If there’s one thing Game of Thrones really wants its audience to believe in, it’s the infallibility of prophecies. The entire show, really, is premised on a prophecy, that of the existence of the Prince Who Was Promised, sometimes called Azor Assai; he—or she—is the one who will save the living from the Army of the Dead, from the Eternal Night.
And while there are still plenty of debates about who that Prince (or Princess, gender is fluid in High Valyrian) really is—Daenerys? Jon? The Hound?!—there is no doubt that the Prince exists because the one thing we see, over and over again, in this series is that prophecies come true. Think about the prophecy Cersei received when she was a young girl, the one in which she was warned that all three of her children would wear crowns of gold, but also be buried in golden shrouds. (That prophecy also warned that Cersei would be usurped by a younger, more beautiful queen, which, you know, looks to be happening as well.)
But there’s another prophecy which has hung over the narrative—and the head of one character, in particular—since the first season. It is the prophecy given to Daenerys by the witch Mirri Maz Duur, who used blood magic to turn Daenerys’ husband Khal Drogo into a practical zombie and kill Dany’s unborn child. In the prophecy, Mirri Maz Duur tells Dany that Khal Drogo will only come back and Daenerys will only have children “when the sun rises in the west and sets in the east; when the seas go dry and mountains blow in the wind like leaves.” This is all that is said in the show, though the book’s prophecy continues with: “When your womb quickens again, and you bear a living child. Then he will return, and not before.”
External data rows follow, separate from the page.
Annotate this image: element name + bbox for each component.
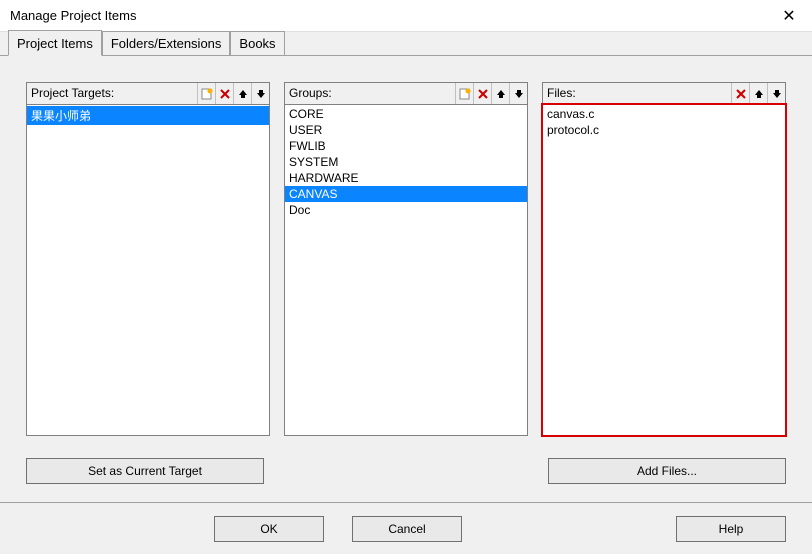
arrow-up-icon [753, 88, 765, 100]
new-icon [459, 88, 471, 100]
panel-label: Project Targets: [27, 83, 118, 104]
move-file-up-button[interactable] [749, 83, 767, 104]
list-item[interactable]: protocol.c [543, 122, 785, 138]
delete-group-button[interactable] [473, 83, 491, 104]
panels-container: Project Targets: 果果小师弟 [0, 56, 812, 446]
panel-tools [731, 83, 785, 104]
delete-target-button[interactable] [215, 83, 233, 104]
spacer [264, 458, 548, 484]
list-item[interactable]: SYSTEM [285, 154, 527, 170]
files-panel: Files: canvas.cprotocol.c [542, 82, 786, 436]
add-files-button[interactable]: Add Files... [548, 458, 786, 484]
move-file-down-button[interactable] [767, 83, 785, 104]
panel-label: Groups: [285, 83, 336, 104]
new-icon [201, 88, 213, 100]
panel-buttons-row: Set as Current Target Add Files... [0, 446, 812, 502]
arrow-down-icon [255, 88, 267, 100]
set-current-target-button[interactable]: Set as Current Target [26, 458, 264, 484]
close-icon: ✕ [782, 6, 795, 26]
cancel-button[interactable]: Cancel [352, 516, 462, 542]
arrow-down-icon [513, 88, 525, 100]
tab-project-items[interactable]: Project Items [8, 30, 102, 56]
tab-books[interactable]: Books [230, 31, 284, 55]
list-item[interactable]: FWLIB [285, 138, 527, 154]
ok-button[interactable]: OK [214, 516, 324, 542]
arrow-up-icon [495, 88, 507, 100]
list-item[interactable]: Doc [285, 202, 527, 218]
tab-label: Books [239, 36, 275, 51]
dialog-mid-buttons: OK Cancel [0, 516, 676, 542]
project-targets-list[interactable]: 果果小师弟 [26, 104, 270, 436]
list-item[interactable]: CORE [285, 106, 527, 122]
arrow-up-icon [237, 88, 249, 100]
titlebar: Manage Project Items ✕ [0, 0, 812, 32]
panel-tools [455, 83, 527, 104]
move-target-down-button[interactable] [251, 83, 269, 104]
dialog-window: Manage Project Items ✕ Project Items Fol… [0, 0, 812, 554]
groups-panel: Groups: COREUSERFWLIBSYSTEMHA [284, 82, 528, 436]
new-target-button[interactable] [197, 83, 215, 104]
help-button[interactable]: Help [676, 516, 786, 542]
dialog-button-bar: OK Cancel Help [0, 502, 812, 554]
files-list[interactable]: canvas.cprotocol.c [542, 104, 786, 436]
tab-label: Project Items [17, 36, 93, 51]
window-title: Manage Project Items [10, 8, 136, 23]
tabstrip: Project Items Folders/Extensions Books [0, 32, 812, 56]
tab-label: Folders/Extensions [111, 36, 222, 51]
list-item[interactable]: CANVAS [285, 186, 527, 202]
list-item[interactable]: HARDWARE [285, 170, 527, 186]
delete-icon [735, 88, 747, 100]
panel-header: Files: [542, 82, 786, 104]
delete-icon [219, 88, 231, 100]
list-item[interactable]: canvas.c [543, 106, 785, 122]
panel-header: Groups: [284, 82, 528, 104]
delete-icon [477, 88, 489, 100]
list-item[interactable]: USER [285, 122, 527, 138]
move-target-up-button[interactable] [233, 83, 251, 104]
move-group-down-button[interactable] [509, 83, 527, 104]
project-targets-panel: Project Targets: 果果小师弟 [26, 82, 270, 436]
move-group-up-button[interactable] [491, 83, 509, 104]
delete-file-button[interactable] [731, 83, 749, 104]
tab-folders-extensions[interactable]: Folders/Extensions [102, 31, 231, 55]
list-item[interactable]: 果果小师弟 [27, 106, 269, 125]
panel-header: Project Targets: [26, 82, 270, 104]
panel-tools [197, 83, 269, 104]
groups-list[interactable]: COREUSERFWLIBSYSTEMHARDWARECANVASDoc [284, 104, 528, 436]
close-button[interactable]: ✕ [766, 0, 812, 32]
new-group-button[interactable] [455, 83, 473, 104]
arrow-down-icon [771, 88, 783, 100]
panel-label: Files: [543, 83, 580, 104]
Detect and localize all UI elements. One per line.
Now, because those possibilities are pretty unlikely, Daenerys has always assumed she can’t have children. It’s one of the reasons she embraces the title “Mother of Dragons” so much: Her dragons are, she’s sure, going to be the only children she will ever have. But Game of Thrones has been hinting so much this season about the potential of a little Daenerys-Jon Snow child (she’d, then, be mother to a whole new dragon), that it’s time to revisit this prophecy and see if maybe it has a loophole or two—because, apparently, we really want another little incest baby, since Joffrey turned out so damned well. (Then again, Dany herself is a product of incest, and we like her. So, who’s to say, really?)
Let’s take the first part of the prophecy: “when the sun rises in the west and sets in the east.” That seems basically impossible, except for the fact that prophecies are rarely literal (except in Cersei’s case!), and there’s enough sun iconography in Game of Thrones to leave this open to interpretation. In fact, in the books, many people think this phrase alludes to the voyage that Quentyn Martell (the Martell sigil is a sun) takes from Westeros (rising in the west) to Essos (the east), where he dies trying to unleash Dany’s dragons. In the show, this can be more broadly interpreted as the way in which the Sand Snakes and their mother Ellaria (Sands, yes, but the girls are Oberyn Martell’s daughters, and they sailed with Daenerys under the Martell sigil) also went from Westeros to Essos and ultimately wound up dying in the eastern part of Westeros.
Then there’s: “when the seas go dry and mountains blow in the wind like leaves.” For the dry seas, that can be interpreted many ways, including the fact that the Dothraki finally managed to cross the actual sea—“poison water”—in order to fight for Daenerys. In that sense, the sea has “dried up,” in that it no longer causes a problem for them to cross. For the “mountains” blowing “in the wind like leaves,” that can refer to the fact that Ser Gregor Clegane, aka the Mountain, is shown to be defeatable. Yes, he still exists in a zombie state (so. many. zombies!), but he could be thwarted—as was hinted in the season finale by his brother, The Hound, when the two finally met after several years apart.
If all these things come to pass, which it seems like they are, then perhaps Dany’s womb will indeed quicken, and she will bear a living child. How exciting. The only thing is: What does that mean for the rest of the prophecy? Will Khal Drogo come back??
In the second season, when Dany is in Qarth at the House of the Undying, she sees a vision of Khal Drogo and an adorable baby—but she turns away from them, knowing full well that that life is not hers anymore. Instead, she goes toward the Iron Throne, which she sees standing empty, as light snow falls about it, settling on its jagged surface. What does this portend, then, for Dany’s future? Does it mean she will turn away from the past—and future—she once coveted, so that she can seek out her snow-covered destiny elsewhere? It’s hard to predict anything for sure, but if one thing’s clear, it’s that there is almost certainly a pregnancy in Daenerys’ future. If anything, in a world where ice zombies exist, it really shouldn’t be so unbelievable that a new dragon will be born sooner or later.